The Mills process consists of generating hydrogen by conventional means, an energy inefficient process to be sure, and then creating hydrinos out of the hydrogen gas in a reaction chamber where they are exposed to moderate heat and a proprietary catalyst. This supposedly results in a tremendous release of thermal energy intermediate in intensity between fission reactions and conventional chemical reactions, but it does not result in electromagnetic radiation.

The resulting hydrinos are then used to form stable solid compounds, one of which supposedly provides the basis for novel battery chemistry of unprecedented energy density. Thus there is no waste to dispose of but instead a new miracle reagent that will form the basis of yet another breakthrough technology.

Interestingly, Blacklight never received any support whatsoever from the hydrogen economy contingent which was still very numerous when first Blacklight surfaced. Blacklight never showed up at any of the hydrogen conferences or for that matter at any of the more diversified alternative energy trade events. They gave interviews to sympathetic journalists and publicized themselves adroitly, but they didn't form the kind of industrial alliances that would seem to indicate that they really had a business plan.

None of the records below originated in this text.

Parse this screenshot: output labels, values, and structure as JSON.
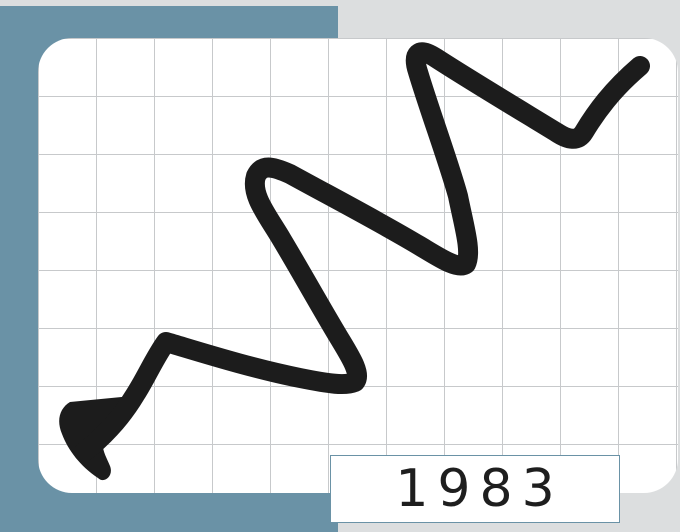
{
  "year_label": "1983",
  "colors": {
    "background": "#dcdedf",
    "accent_block": "#6a92a6",
    "card": "#ffffff",
    "grid_line": "#c7c9cb",
    "stroke": "#1c1c1c"
  },
  "icons": {
    "trend": "zigzag-line-icon"
  }
}
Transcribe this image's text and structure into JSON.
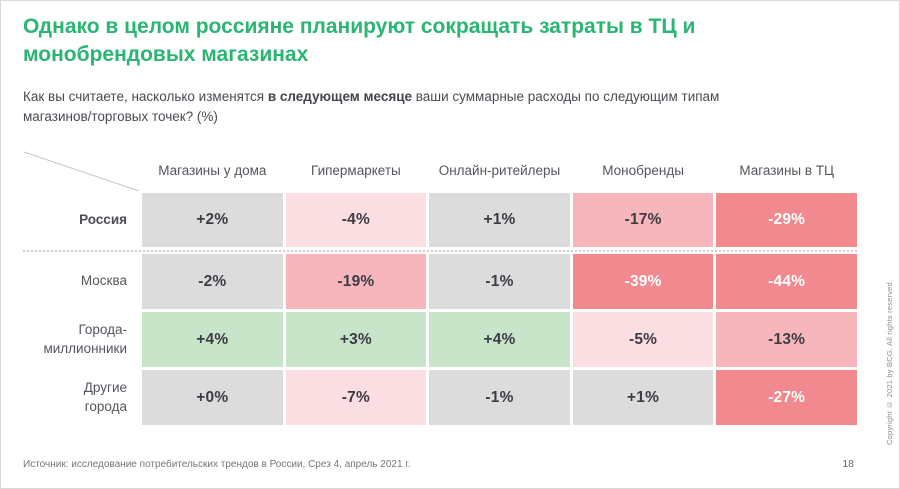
{
  "slide": {
    "title": "Однако в целом россияне планируют сокращать затраты в ТЦ и\nмонобрендовых магазинах",
    "subtitle": {
      "prefix": "Как вы считаете, насколько изменятся ",
      "bold": "в следующем месяце",
      "suffix": " ваши суммарные расходы по следующим типам\nмагазинов/торговых точек? (%)"
    },
    "footer": {
      "source": "Источник: исследование потребительских трендов в России, Срез 4, апрель 2021 г.",
      "page_number": "18",
      "copyright": "Copyright © 2021 by BCG. All rights reserved."
    }
  },
  "chart_data": {
    "type": "table",
    "columns": [
      "Магазины у дома",
      "Гипермаркеты",
      "Онлайн-ритейлеры",
      "Монобренды",
      "Магазины в ТЦ"
    ],
    "rows": [
      {
        "label": "Россия",
        "bold": true,
        "values": [
          "+2%",
          "-4%",
          "+1%",
          "-17%",
          "-29%"
        ],
        "values_pct": [
          2,
          -4,
          1,
          -17,
          -29
        ],
        "tones": [
          "gray",
          "pink_light",
          "gray",
          "pink_medium",
          "red"
        ]
      },
      {
        "label": "Москва",
        "bold": false,
        "values": [
          "-2%",
          "-19%",
          "-1%",
          "-39%",
          "-44%"
        ],
        "values_pct": [
          -2,
          -19,
          -1,
          -39,
          -44
        ],
        "tones": [
          "gray",
          "pink_medium",
          "gray",
          "red",
          "red"
        ]
      },
      {
        "label": "Города-\nмиллионники",
        "bold": false,
        "values": [
          "+4%",
          "+3%",
          "+4%",
          "-5%",
          "-13%"
        ],
        "values_pct": [
          4,
          3,
          4,
          -5,
          -13
        ],
        "tones": [
          "green",
          "green",
          "green",
          "pink_light",
          "pink_medium"
        ]
      },
      {
        "label": "Другие\nгорода",
        "bold": false,
        "values": [
          "+0%",
          "-7%",
          "-1%",
          "+1%",
          "-27%"
        ],
        "values_pct": [
          0,
          -7,
          -1,
          1,
          -27
        ],
        "tones": [
          "gray",
          "pink_light",
          "gray",
          "gray",
          "red"
        ]
      }
    ],
    "colors": {
      "gray": "#dcdcdc",
      "green": "#c8e4c9",
      "pink_light": "#fbdee1",
      "pink_medium": "#f6b6bb",
      "red": "#f1898e",
      "value_text_dark": "#3c3c45",
      "value_text_light": "#ffffff",
      "accent_green": "#2ab573"
    }
  }
}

Now we have a report from Rowan University which doesn't in fact claim that hydrinos exist or that the theory behind them is correct. Instead what they're saying is simply that known chemical reactions involving reactants placed in the chamber provided by Blacklight Power couldn't account for the large amount of energy generated during the periods when the reactor was operating. So what they're stating in effect is that something's going on that they can't explain.

I recall a firm called Saturna Technologies, a contemporary of Blacklight Power, which claimed to have perfected a type of tabletop fusion reactor. They too claimed third party validation for their technology, but they disappeared nonetheless, being unable to summon sufficient funding to continue. Saturna, I might add, was founded by physicists rather than hiring them subsequently, and never made any claims that their process could not be explained by accepted scientific theories.

So what's it all mean? If Blacklight Power can duplicate what they've shown in the lab in a pilot reactor, they'll get fresh investment even in these troubled times. I would say, however, that small scale lab testing of the sort they're reporting, represents a level of technology development that would be unlikely to lead to commercial power generation for many years at best.

I'd like to believe that there's really something there, but I've followed too failed technologies to be easily convinced that real solutions to our energy problems are imminent.